Racismo

Num dos meus primeiros dias na quarta série, eu e dois amigos, um branco e um negro, tínhamos impedido um menino de bater em outro. Na verdade, eles estavam brincando e a gente entendeu errado, mas isso não importa. Eu estava saindo da escola quando a mãe ou avó dele me parou e reclamou comigo. Além das pequenas ameaças, disse que um menino como eu não deveria andar com aqueles crioulinhos.

Em sua imbecilidade, ela me tomou por duas coisas que não sou. Olhou para mim, na época lourinho, com cara de menino bem criado e morador da Graça, e achou que estava diante de um pseudo-caucasiano racista como ela.

Fiquei chocado com aquilo. Foi a primeira vez que vi um racista assumido em minha vida, e não consegui esquecer até hoje. E se em Salvador era assim, eu imaginava como seria em outros lugares.

Mas esse nojo de qualquer tipo de racismo não é tão forte quanto pode parecer.

Um tio meu é um belo negão de quase 2 metros de altura. Num belo dia de 1985, provavelmente um daqueles em que a gente se dedicava a encher o saco um do outro, ele resolveu apelar para o fato de eu ser um pobre brasileiro confinado aos limites nacionais: “Eu fui para tal país, você não, tal país, você não, tal país, você não” — era uma lista enorme. Eu ouvi calado. Quando a lista dele se esgotou, eu aproveitei: “Pois é. Mas tem um país aonde eu posso ir e você não: a África do Sul.”

Às vezes o racismo dos outros pode ser útil.

4 thoughts on “Racismo

  1. Olá, semana passada o Alexandre Cruz Almeida tocou nesse tema de racismos no blog dele, ele falou de um ex-chefe americano dele que tinha orgulho de ser negro e não admitia o fato de que no Brasil era considerado branco. Muito engraçada essa questão de como nos vemos e como somos vistos pelo grupo. Contei uma história muito boa de um amigo meu “mulato” que achava que era branco e, ainda por cima, era racista.

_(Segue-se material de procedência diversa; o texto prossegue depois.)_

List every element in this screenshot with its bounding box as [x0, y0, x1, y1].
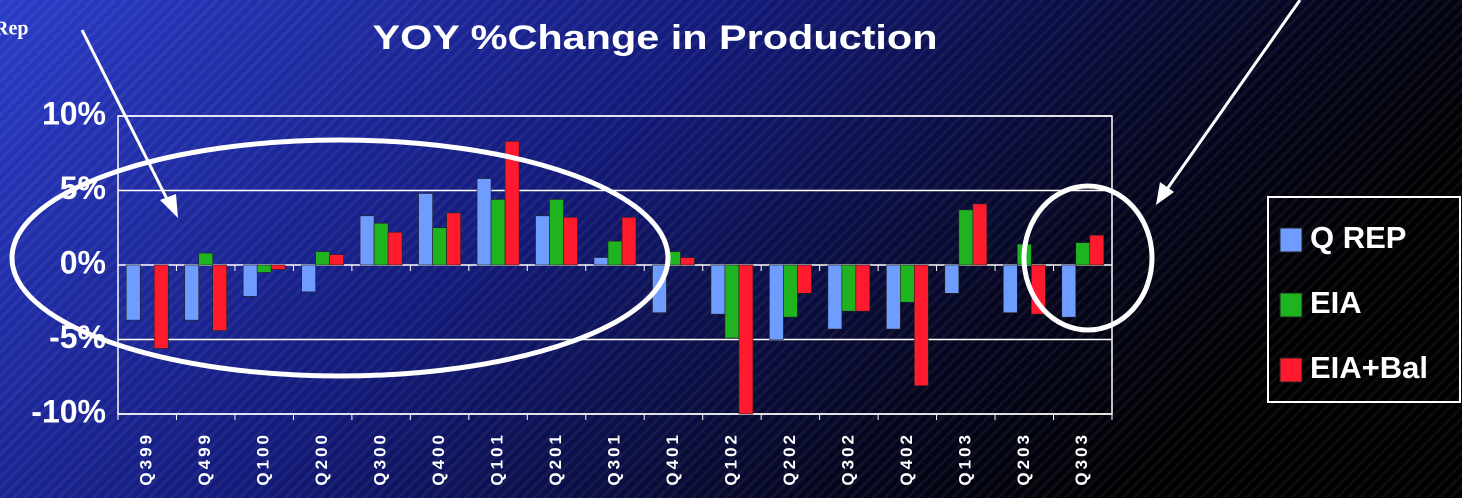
x-tick-label: Q303 — [1072, 432, 1091, 486]
arrow — [1163, 0, 1302, 193]
bar — [900, 264, 915, 303]
bar — [1075, 242, 1091, 266]
x-tick-label: Q499 — [195, 432, 214, 486]
bar — [1002, 264, 1018, 313]
x-tick-label: Q203 — [1014, 432, 1033, 486]
arrow-head — [160, 194, 178, 218]
x-tick-label: Q100 — [254, 432, 273, 486]
bar — [359, 215, 375, 266]
bar — [972, 203, 988, 266]
bar — [621, 217, 637, 266]
bar — [769, 264, 784, 340]
bar — [958, 209, 974, 266]
bar — [738, 264, 754, 415]
bar — [680, 257, 695, 266]
bar — [710, 264, 726, 315]
x-tick-label: Q401 — [663, 432, 682, 486]
legend-swatch — [1279, 227, 1303, 253]
bar — [315, 251, 330, 266]
bar — [827, 264, 843, 330]
bar — [432, 227, 447, 266]
arrow-head — [1156, 182, 1174, 205]
x-tick-label: Q201 — [546, 432, 565, 486]
y-tick-label: 10% — [42, 95, 106, 131]
bar — [242, 264, 258, 297]
bar — [549, 199, 564, 266]
bar — [301, 264, 316, 293]
legend-label: EIA — [1310, 285, 1362, 320]
bar — [387, 231, 403, 266]
bar — [329, 254, 344, 266]
bar — [535, 215, 550, 266]
bar — [184, 264, 200, 321]
x-tick-label: Q200 — [312, 432, 331, 486]
bar — [797, 264, 812, 294]
x-tick-label: Q103 — [955, 432, 974, 486]
highlight-circle — [1021, 183, 1155, 333]
legend-label: EIA+Bal — [1310, 350, 1428, 385]
annotation: Rep — [0, 18, 28, 40]
bar — [476, 178, 492, 266]
bar — [198, 252, 214, 266]
bar — [944, 264, 960, 294]
legend-swatch — [1279, 292, 1303, 318]
bar — [1089, 234, 1105, 266]
legend-swatch — [1279, 357, 1303, 383]
bar — [886, 264, 901, 330]
bar — [125, 264, 141, 321]
bar — [607, 240, 623, 266]
bar — [1061, 264, 1077, 318]
bar — [593, 257, 609, 266]
bar — [724, 264, 740, 339]
x-tick-label: Q399 — [137, 432, 156, 486]
x-tick-label: Q101 — [488, 432, 507, 486]
bar — [504, 141, 520, 266]
bar — [490, 199, 506, 266]
x-tick-label: Q202 — [780, 432, 799, 486]
bar — [256, 264, 272, 273]
bar — [212, 264, 228, 331]
bar — [153, 264, 169, 349]
bar — [446, 212, 461, 266]
highlight-ellipse — [9, 137, 671, 379]
bar — [418, 193, 433, 266]
bar — [855, 264, 871, 312]
x-tick-label: Q402 — [897, 432, 916, 486]
legend-label: Q REP — [1310, 220, 1406, 255]
bar — [270, 264, 286, 270]
x-tick-label: Q102 — [721, 432, 740, 486]
x-tick-label: Q300 — [371, 432, 390, 486]
bar — [373, 222, 389, 266]
bar — [841, 264, 857, 312]
x-tick-label: Q400 — [429, 432, 448, 486]
y-tick-label: -10% — [31, 393, 106, 429]
y-tick-label: 0% — [60, 244, 106, 280]
bar — [914, 264, 929, 386]
bar — [563, 217, 578, 266]
bar — [783, 264, 798, 318]
legend-box — [1267, 196, 1461, 403]
annotation-shapes — [9, 0, 1302, 379]
arrow — [80, 29, 172, 206]
x-tick-label: Q302 — [838, 432, 857, 486]
x-tick-label: Q301 — [604, 432, 623, 486]
chart-title: YOY %Change in Production — [373, 19, 938, 57]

    Segue a mesma história para você:

    Lembrei de uma história que aconteceu com dois amigos meus nos tempos de colégio. Ambos eram igualmente o que se chamaria de mulato, tinham exatamente o mesmo tom de pele e cabelos crespos. Só que um deles tinha pais que eram tão negros quanto seu ex-chefe, ou seja, eram mais claros que ele e eram ricos. Por causa disso ele se sentia no direito de chamar o outro de negrinho. Um dia, estávamos sentados no teatro do colégio aguardando o início de uma cerimônia. Todos os alunos e professores presentes. O colega que era vítima das brincadeiras chegou atrasado e entrou pela frente, passando onde estávamos sentados, imediatamente foi chamado de “negrinho” em tom de gozação. Só que dessa vez ele reagiu gritando: “Você também é negrinho! Sabia?!” Não preciso nem dizer que ambos foram suspensos, mas, nunca esqueci a cara de espanto do meu colega ao, finalmente, descobrir que também era negro.

    Abraço,
    Roger

  2. Salve Rafael! Conheci seu blog através do Alexandre, gostei muito do que vi e principalmente do seu texto sobre a polêmica em torno da Mesquita na Espanha, por isso estou de volta. Esse seu post sobre racismo tá bem legal, eu não sou um profundo conhecedor da Bahia, passei por Salvador, Morro de SP, Porto Seguro, esses lugares de turista. E ao contrário do que eu imaginava eu senti uma certa tensão racial nesses lugares diferente do que conheço do resto do Brasil, essa sensação me fez pensar sobre o porquê disso. Acho que o fato de os negros bahianos serem mais organizados e “conscientes” de sua condição, e por isso mais assumidamente negros que em outros lugares, cria uma linha divisória na cidade, principalmente em Salvador. Ao contrário de outras cidades brasileiras aonde faz-se de conta que a diferença de cor não importa, em Salvador isso importa sim e parece que incomoda. O que você acha?

  3. Felizmente ele hoje poderia visitar a África do Sul não é Rafael? Eu mesmo não sendo negro nunca teria ido lá quando rolava o Apartheid.